Le contrat de séjour qui lie un établissement médico-social à un résident n’a pas pour effet de créer une situation contractuelle

Publié en novembre 2017 | FJH n°090 , p.463

Contrat de séjour Relation non contractuelle

Voir également :
  • Conseil d'État Mme A... 05/07/2017 - Requête(s) : 399977

I – LE TEXTE DE L’ARRÊT

1. Considérant que la prise en charge d’une prestation d’aide à domicile par un centre communal d’action sociale, établissement public administratif en vertu des dispositions de l’article L. 123-6 du Code de l’action sociale et des familles, a le caractère d’un service public administratif ; que les usagers de ce service public ne sauraient être regardés comme placés dans une situation contractuelle vis-à-vis de l’établissement concerné, alors même qu’ils concluent avec celui-ci un « contrat de séjour » ou qu’est élaboré à leur bénéfice un « document individuel de prise en charge », dans les conditions fixées par l’article L. 311-4 du même code ; que le moyen tiré de ce qu’un litige opposant un tel service public administratif à un de ses usagers ne peut être réglé sur un fondement contractuel est relatif au champ d’application de la loi et est, par suite, d’ordre public ;

2. Considérant qu’il suit de là qu’en réglant le litige opposant Mme A…, ayant droit de Mme B…, au centre communal d’action sociale de Quimper sur le fondement de la responsabilité contractuelle de cet établissement, en application du « contrat de prise en charge » signé par son vice-président et par Mme B..., la cour administrative d’appel de Nantes a méconnu le champ d’application de la loi ; que Mme A… est ainsi fondée, sans qu’il soit besoin d’examiner les moyens du pourvoi, à demander l’annulation de l’arrêt attaqué ;

3. Considérant que les dispositions de l’article L. 761-1 du Code de justice administrative font obstacle à ce que soit mis à la charge de Mme A..., qui n’est pas la partie perdante, le versement des sommes que demande, à ce titre, le centre communal d’action sociale de Quimper ; qu’en revanche, il y a lieu, dans les circonstances de l’espèce, de mettre à la charge du centre communal d’action sociale de Quimper le versement d’une somme de 3 000 euros à Mme A… au titre des mêmes dispositions ;

 

DÉCIDE 

Article 1er : L’arrêt du 22 mars 2016 de la cour administrative d’appel de Nantes est annulé.

Article 2 : L’affaire est renvoyée à cour administrative d’appel de Nantes.

Article 3 : Le centre communal d’action sociale de Quimper versera la somme de 3 000 euros à Mme A… au titre de l’article L. 761-1 du Code de justice administrative. Les conclusions présentées au même titre par le centre communal d’action sociale de Quimper sont rejetées.

Article 4 : La présente décision sera notifiée à Mme C... A…et au centre communal d’action sociale de Quimper.

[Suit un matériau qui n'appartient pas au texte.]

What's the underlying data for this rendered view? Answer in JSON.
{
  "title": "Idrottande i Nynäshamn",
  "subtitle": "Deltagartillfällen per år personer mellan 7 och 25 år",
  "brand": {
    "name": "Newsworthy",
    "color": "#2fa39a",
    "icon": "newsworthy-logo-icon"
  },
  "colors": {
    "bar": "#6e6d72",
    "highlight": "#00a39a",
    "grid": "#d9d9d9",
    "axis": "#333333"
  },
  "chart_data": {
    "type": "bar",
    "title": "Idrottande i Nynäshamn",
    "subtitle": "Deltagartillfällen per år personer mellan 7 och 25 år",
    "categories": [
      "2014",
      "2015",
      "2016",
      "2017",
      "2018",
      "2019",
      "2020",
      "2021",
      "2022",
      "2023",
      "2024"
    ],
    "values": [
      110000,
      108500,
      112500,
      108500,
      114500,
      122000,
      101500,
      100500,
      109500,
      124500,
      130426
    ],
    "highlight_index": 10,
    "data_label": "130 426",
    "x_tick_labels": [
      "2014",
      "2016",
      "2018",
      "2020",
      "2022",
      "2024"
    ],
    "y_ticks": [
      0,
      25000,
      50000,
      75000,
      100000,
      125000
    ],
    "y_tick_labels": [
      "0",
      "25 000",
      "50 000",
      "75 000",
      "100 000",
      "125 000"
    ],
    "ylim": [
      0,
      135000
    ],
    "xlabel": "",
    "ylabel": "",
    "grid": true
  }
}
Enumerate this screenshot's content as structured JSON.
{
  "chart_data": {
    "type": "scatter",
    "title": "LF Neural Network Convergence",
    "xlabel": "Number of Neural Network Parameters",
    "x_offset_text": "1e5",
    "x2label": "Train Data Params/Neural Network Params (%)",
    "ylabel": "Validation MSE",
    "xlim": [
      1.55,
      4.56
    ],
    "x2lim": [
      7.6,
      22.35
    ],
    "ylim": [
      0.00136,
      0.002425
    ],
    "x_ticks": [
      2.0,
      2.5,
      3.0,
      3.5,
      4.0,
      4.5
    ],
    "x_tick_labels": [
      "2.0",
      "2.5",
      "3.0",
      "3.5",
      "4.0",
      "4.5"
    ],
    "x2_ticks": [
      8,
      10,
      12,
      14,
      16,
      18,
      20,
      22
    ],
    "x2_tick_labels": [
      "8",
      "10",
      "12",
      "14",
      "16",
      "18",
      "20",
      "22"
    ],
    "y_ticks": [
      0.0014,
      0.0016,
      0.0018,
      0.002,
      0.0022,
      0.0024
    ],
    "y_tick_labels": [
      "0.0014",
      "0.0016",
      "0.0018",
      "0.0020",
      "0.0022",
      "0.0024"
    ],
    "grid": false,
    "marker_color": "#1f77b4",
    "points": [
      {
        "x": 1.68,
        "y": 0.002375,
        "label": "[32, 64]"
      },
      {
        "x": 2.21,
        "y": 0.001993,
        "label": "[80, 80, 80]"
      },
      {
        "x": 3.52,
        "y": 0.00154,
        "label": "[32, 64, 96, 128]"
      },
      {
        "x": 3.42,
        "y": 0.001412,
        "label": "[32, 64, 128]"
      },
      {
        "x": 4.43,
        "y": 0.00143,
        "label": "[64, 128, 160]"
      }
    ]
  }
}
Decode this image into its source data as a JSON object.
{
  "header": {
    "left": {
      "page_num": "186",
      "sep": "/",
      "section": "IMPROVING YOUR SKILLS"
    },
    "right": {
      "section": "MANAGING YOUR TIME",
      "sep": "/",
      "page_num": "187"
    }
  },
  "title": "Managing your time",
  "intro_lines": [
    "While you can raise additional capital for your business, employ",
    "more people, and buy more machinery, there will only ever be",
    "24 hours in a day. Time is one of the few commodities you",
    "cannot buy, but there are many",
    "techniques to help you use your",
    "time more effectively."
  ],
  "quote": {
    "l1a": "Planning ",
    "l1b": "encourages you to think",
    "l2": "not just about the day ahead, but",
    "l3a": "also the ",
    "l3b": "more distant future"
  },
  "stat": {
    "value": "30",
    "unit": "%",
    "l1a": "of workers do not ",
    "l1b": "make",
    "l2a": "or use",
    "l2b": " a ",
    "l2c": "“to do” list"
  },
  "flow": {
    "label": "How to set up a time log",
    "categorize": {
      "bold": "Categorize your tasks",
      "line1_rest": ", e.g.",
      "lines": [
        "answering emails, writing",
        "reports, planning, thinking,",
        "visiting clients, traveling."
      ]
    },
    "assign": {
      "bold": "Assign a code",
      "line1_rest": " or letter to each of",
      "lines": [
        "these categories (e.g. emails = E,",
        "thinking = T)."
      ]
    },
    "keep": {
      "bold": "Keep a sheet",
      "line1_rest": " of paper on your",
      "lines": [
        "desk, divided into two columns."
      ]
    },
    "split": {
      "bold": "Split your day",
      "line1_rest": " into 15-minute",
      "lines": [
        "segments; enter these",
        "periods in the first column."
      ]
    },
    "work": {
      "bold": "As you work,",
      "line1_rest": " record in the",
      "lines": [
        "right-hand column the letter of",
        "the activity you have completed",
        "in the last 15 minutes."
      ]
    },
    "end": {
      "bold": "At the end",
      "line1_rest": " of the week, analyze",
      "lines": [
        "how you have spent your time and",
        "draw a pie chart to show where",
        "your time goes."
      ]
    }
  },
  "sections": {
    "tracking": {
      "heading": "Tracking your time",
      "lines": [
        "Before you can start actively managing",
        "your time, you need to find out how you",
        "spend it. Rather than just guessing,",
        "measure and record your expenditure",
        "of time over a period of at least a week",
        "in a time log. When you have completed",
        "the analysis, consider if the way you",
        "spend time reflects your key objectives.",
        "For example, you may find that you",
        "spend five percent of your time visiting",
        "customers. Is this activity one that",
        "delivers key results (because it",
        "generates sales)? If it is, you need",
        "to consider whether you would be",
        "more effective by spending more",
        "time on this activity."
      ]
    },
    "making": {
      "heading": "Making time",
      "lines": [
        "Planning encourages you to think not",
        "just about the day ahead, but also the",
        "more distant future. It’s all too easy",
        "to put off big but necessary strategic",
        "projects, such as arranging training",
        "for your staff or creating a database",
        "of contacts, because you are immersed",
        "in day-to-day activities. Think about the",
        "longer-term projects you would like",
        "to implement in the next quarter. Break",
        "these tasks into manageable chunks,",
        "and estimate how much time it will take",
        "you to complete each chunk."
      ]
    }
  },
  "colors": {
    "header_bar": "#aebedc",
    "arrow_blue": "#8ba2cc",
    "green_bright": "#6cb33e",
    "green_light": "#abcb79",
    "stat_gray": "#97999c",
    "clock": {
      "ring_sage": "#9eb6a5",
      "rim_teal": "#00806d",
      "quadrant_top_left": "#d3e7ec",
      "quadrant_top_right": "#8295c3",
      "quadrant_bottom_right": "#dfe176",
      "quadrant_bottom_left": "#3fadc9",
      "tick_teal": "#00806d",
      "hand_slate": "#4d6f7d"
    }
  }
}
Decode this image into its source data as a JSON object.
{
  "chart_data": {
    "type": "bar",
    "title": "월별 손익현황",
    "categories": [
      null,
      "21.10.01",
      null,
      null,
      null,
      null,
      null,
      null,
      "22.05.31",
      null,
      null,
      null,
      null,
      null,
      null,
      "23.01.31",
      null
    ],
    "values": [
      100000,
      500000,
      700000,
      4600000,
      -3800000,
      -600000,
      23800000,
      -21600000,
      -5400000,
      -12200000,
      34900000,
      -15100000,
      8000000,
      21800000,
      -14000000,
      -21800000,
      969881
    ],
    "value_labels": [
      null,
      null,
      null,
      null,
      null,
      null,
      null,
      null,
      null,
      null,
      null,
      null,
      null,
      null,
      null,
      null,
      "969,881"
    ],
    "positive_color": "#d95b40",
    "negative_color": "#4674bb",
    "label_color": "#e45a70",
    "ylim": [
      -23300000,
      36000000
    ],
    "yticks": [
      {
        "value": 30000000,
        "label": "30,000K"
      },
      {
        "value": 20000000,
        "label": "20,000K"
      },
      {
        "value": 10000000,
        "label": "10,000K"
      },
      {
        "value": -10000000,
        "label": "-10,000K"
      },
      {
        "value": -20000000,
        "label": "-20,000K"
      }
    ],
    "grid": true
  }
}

Copie en sera adressée à la ministre des Solidarités et de la Santé et à la caisse primaire d’assurance maladie du Finistère Sud.

CE, Mme A…, 5 juillet 2017, n° 399977 

 

II – COMMENTAIRE 

Pour toutes les directions des établissements médico-sociaux, l’arrêt rendu par le Conseil d’État le 5 juillet 2017 fera date. 

Dans cette affaire, une résidente avait, semble-t-il, lourdement chuté à son domicile, dans le cadre du contrat signé avec le CCAS et avait recherché la responsabilité de l’établissement pour obtenir réparation de ses préjudices. 

La requérante réclamait une somme de 20 465,77 euros.

Les juges du fond avaient constamment refusé de faire droit à la requête. 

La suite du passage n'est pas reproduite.